MEDLINE Tokenizer
- Description:
Read in Medline file and retrieve specified fields. The output is used as the input for JDI (both phrases and MeSHs).
- Usage:
> mlt -h
Synopsis:
Mlt [options]
Description:
Mlt is a program to tokenize MEDLINE citations by specifying field tags
Options:
-ci Show configuration information
-h Print program help information (this is it)
-i:STR Specify input file (must specify)
-pmid Preserve PMID in the first field
-s Sort output by PMID
-o:STR Specify output file (must specify)
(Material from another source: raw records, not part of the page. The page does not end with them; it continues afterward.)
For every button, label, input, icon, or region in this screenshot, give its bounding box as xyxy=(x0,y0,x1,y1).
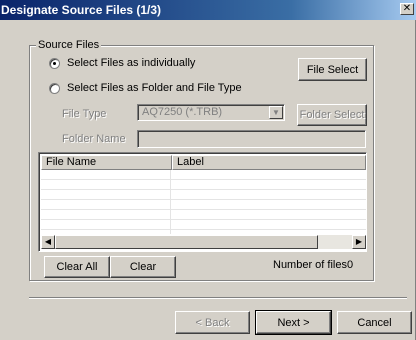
clear-all-button[interactable]: Clear All xyxy=(44,256,110,278)
file-type-dropdown[interactable]: AQ7250 (*.TRB) ▼ xyxy=(137,104,285,121)
file-list-header: File Name Label xyxy=(41,155,366,170)
back-button[interactable]: < Back xyxy=(175,311,250,334)
file-list-rows xyxy=(41,170,366,234)
file-select-button[interactable]: File Select xyxy=(298,58,367,81)
radio-folder-label: Select Files as Folder and File Type xyxy=(67,82,242,94)
folder-select-button[interactable]: Folder Select xyxy=(297,104,367,126)
folder-name-label: Folder Name xyxy=(62,133,126,145)
source-files-group-label: Source Files xyxy=(36,39,102,51)
clear-button[interactable]: Clear xyxy=(110,256,176,278)
horizontal-scrollbar[interactable]: ◀ ▶ xyxy=(41,235,366,249)
window-title: Designate Source Files (1/3) xyxy=(1,3,162,17)
title-bar: Designate Source Files (1/3) ✕ xyxy=(0,0,416,20)
list-item xyxy=(41,200,366,210)
arrow-left-icon: ◀ xyxy=(44,237,52,246)
dialog-window: Designate Source Files (1/3) ✕ Source Fi… xyxy=(0,0,416,340)
radio-select-folder[interactable]: Select Files as Folder and File Type xyxy=(49,82,242,94)
file-list[interactable]: File Name Label ◀ ▶ xyxy=(38,152,367,252)
list-item xyxy=(41,210,366,220)
radio-select-individually[interactable]: Select Files as individually xyxy=(49,57,195,69)
radio-checked-icon xyxy=(49,57,60,69)
cancel-button[interactable]: Cancel xyxy=(337,311,412,334)
list-item xyxy=(41,180,366,190)
number-of-files: Number of files0 xyxy=(273,259,354,271)
scroll-left-button[interactable]: ◀ xyxy=(41,235,55,249)
list-item xyxy=(41,170,366,180)
radio-unchecked-icon xyxy=(49,82,60,94)
chevron-down-icon: ▼ xyxy=(269,106,283,119)
folder-name-field[interactable] xyxy=(137,130,366,148)
file-type-value: AQ7250 (*.TRB) xyxy=(142,106,223,118)
scroll-right-button[interactable]: ▶ xyxy=(352,235,366,249)
column-divider xyxy=(170,170,171,234)
list-item xyxy=(41,220,366,230)
file-type-label: File Type xyxy=(62,108,107,120)
next-button[interactable]: Next > xyxy=(255,310,332,335)
list-item xyxy=(41,190,366,200)
footer-separator xyxy=(29,297,407,299)
arrow-right-icon: ▶ xyxy=(355,237,363,246)
radio-individual-label: Select Files as individually xyxy=(67,57,196,69)
close-button[interactable]: ✕ xyxy=(400,3,414,15)
close-icon: ✕ xyxy=(402,3,412,14)
scrollbar-thumb[interactable] xyxy=(55,235,318,249)
column-label[interactable]: Label xyxy=(172,155,366,170)
column-file-name[interactable]: File Name xyxy=(41,155,172,170)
-t:STR Specify MEDLINE field tag:TI|AB|TIAB|MHs|TIABMHs|ALL|S_ALL (must specify)
or any MEDLINE field tag
-v Print the current version of Mlt
-x:STR Specify an alternate configuration file
Sample Inputs:
- 9801.2004.baseline.sorted
- 9801.2005.baseline.sorted
Algorithm:
- Read in file and save MEDLINE records into Java objects, CitationObjs.
- Sort Citations by PMID if -s sorting flag is chose
- Print out field data by specified field tags:
- MHs: starred MeSHs (MH and SH are separated by '|');
- TIABMHs: combination of TI, AB, and MHs
- ALL: the original format
- TIAB: combination of TI and AB
- Field tag: legal field tag in MEDLINE, such as TI, AB, etc..
Please refer MEDLINE field tags for details.
- Re-format MHs:
- read in MEDLINE file and generate MH (Mesh)
- Take care of multiple lines MH
- Filter out MH without star (*)
- Tokenize MeSH Main heading
- Tokenize MeSH sub heading and only keep those with *
=> Indexing rules do not allow * on both MH and SH. However, our code is able to handle this situation
- MeSH Main heading is always unique
- Unify MeSH sub headings (sub heading may be duplicated)
- Sub heading is changed to its abbreviation form
- Print out main heading and sub heading use separator "|"
Sample commands:
> mlt -t:TIAB -i:9801.2004.baseline.sorted -o:9801.2004.TIAB
=> Read in file 9801.2004.baseline.sorted, retrieve field TI and AB and send the results to file 9801.2004.TIAB
Sample outputs:
- 9801.2004.TI
- 9801.2004.AB
- 9801.2004.TIAB
- 9801.2004.MH
- 9801.2004.TIABMH